Всё предельно ясно, — подумал Мирон. — Договориться не удастся. Только победить. Или проиграть…
Топнув босыми ступнями — одной, а затем другой — в татами, борец выставил кулаки и присел в боевой стойке. Платон слегка поклонился. Был он теперь в спортивных трусах, тело бугрилось мускулами.
— Это всё не по-настоящему, — крикнул Мирон брату. — Слышишь?
— Для меня — по-настоящему.
Платон сделал выпад. Сонгоку ответил и брат покачнулся. Помотал головой — в стороны полетели брызги слюны — и нанёс еще один удар.
Казалось, что он ничем не уступает сумоисту.
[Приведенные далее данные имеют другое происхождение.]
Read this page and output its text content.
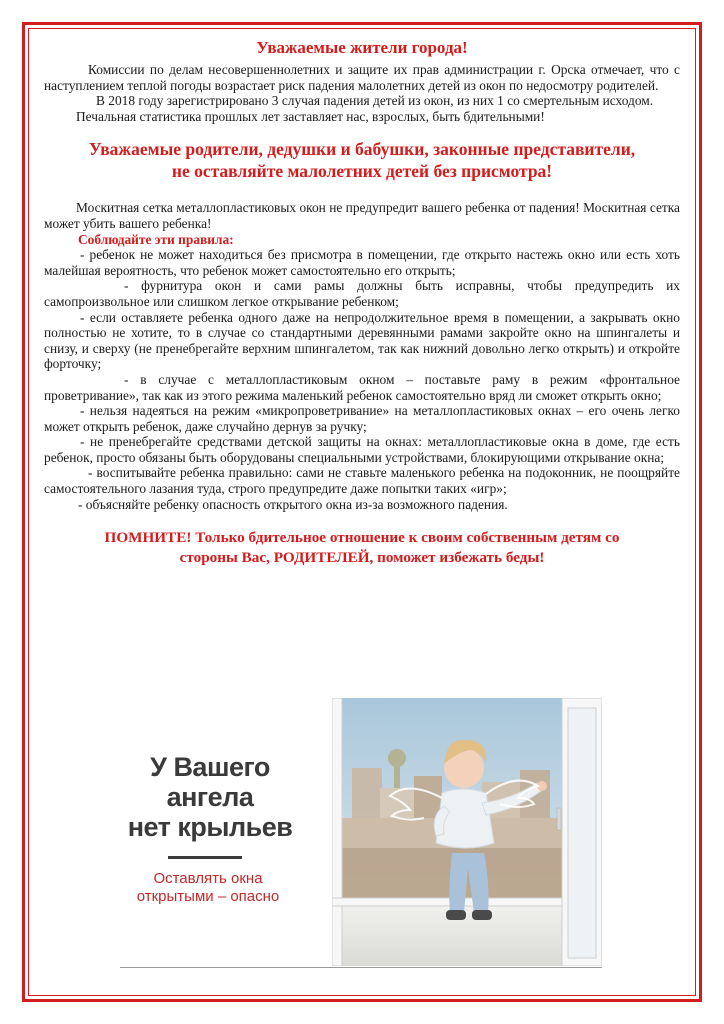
Уважаемые жители города!

Комиссии по делам несовершеннолетних и защите их прав администрации г. Орска отмечает, что с наступлением теплой погоды возрастает риск падения малолетних детей из окон по недосмотру родителей.

В 2018 году зарегистрировано 3 случая падения детей из окон, из них 1 со смертельным исходом.

Печальная статистика прошлых лет заставляет нас, взрослых, быть бдительными!

Уважаемые родители, дедушки и бабушки, законные представители,
не оставляйте малолетних детей без присмотра!

Москитная сетка металлопластиковых окон не предупредит вашего ребенка от падения! Москитная сетка может убить вашего ребенка!

Соблюдайте эти правила:

- ребенок не может находиться без присмотра в помещении, где открыто настежь окно или есть хоть малейшая вероятность, что ребенок может самостоятельно его открыть;

- фурнитура окон и сами рамы должны быть исправны, чтобы предупредить их самопроизвольное или слишком легкое открывание ребенком;

- если оставляете ребенка одного даже на непродолжительное время в помещении, а закрывать окно полностью не хотите, то в случае со стандартными деревянными рамами закройте окно на шпингалеты и снизу, и сверху (не пренебрегайте верхним шпингалетом, так как нижний довольно легко открыть) и откройте форточку;

- в случае с металлопластиковым окном – поставьте раму в режим «фронтальное проветривание», так как из этого режима маленький ребенок самостоятельно вряд ли сможет открыть окно;

- нельзя надеяться на режим «микропроветривание» на металлопластиковых окнах – его очень легко может открыть ребенок, даже случайно дернув за ручку;

- не пренебрегайте средствами детской защиты на окнах: металлопластиковые окна в доме, где есть ребенок, просто обязаны быть оборудованы специальными устройствами, блокирующими открывание окна;

- воспитывайте ребенка правильно: сами не ставьте маленького ребенка на подоконник, не поощряйте самостоятельного лазания туда, строго предупредите даже попытки таких «игр»;

- объясняйте ребенку опасность открытого окна из-за возможного падения.

ПОМНИТЕ! Только бдительное отношение к своим собственным детям со
стороны Вас, РОДИТЕЛЕЙ, поможет избежать беды!
У Вашего
ангела
нет крыльев
Оставлять окна
открытыми – опасно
Массивные бойцы кружили по рингу, удары получал то один, то другой. Мирон отошел к краю татами, чтобы не мешать.
Фигуры на трибунах смотрели на бой безмолвно и безучастно.
Платон был более быстрым, брал за счёт ловкости, зато Сонгоку мог давить, как живая скала. Вот он повалил Платона на соломенную циновку… Брат упёрся сумоисту в грудь руками, не давая рухнуть на себя.
— Я могу тебе помогать? — крикнул Мирон. — Это не засчитают, как поражение?
— Наверное, — натужно прохрипел брат. — Если тебя не удалили с ринга… Главное, мы не уйдём отсюда, пока кто-то не проиграет.
Мирон примерился и схватил Сонгоку за шею. Она была толстой, как свиной окорок. Инстинктивно он приготовился к вони пропотевших подмышек, но борец не пах ничем. Как сухая пенопластовая коробка.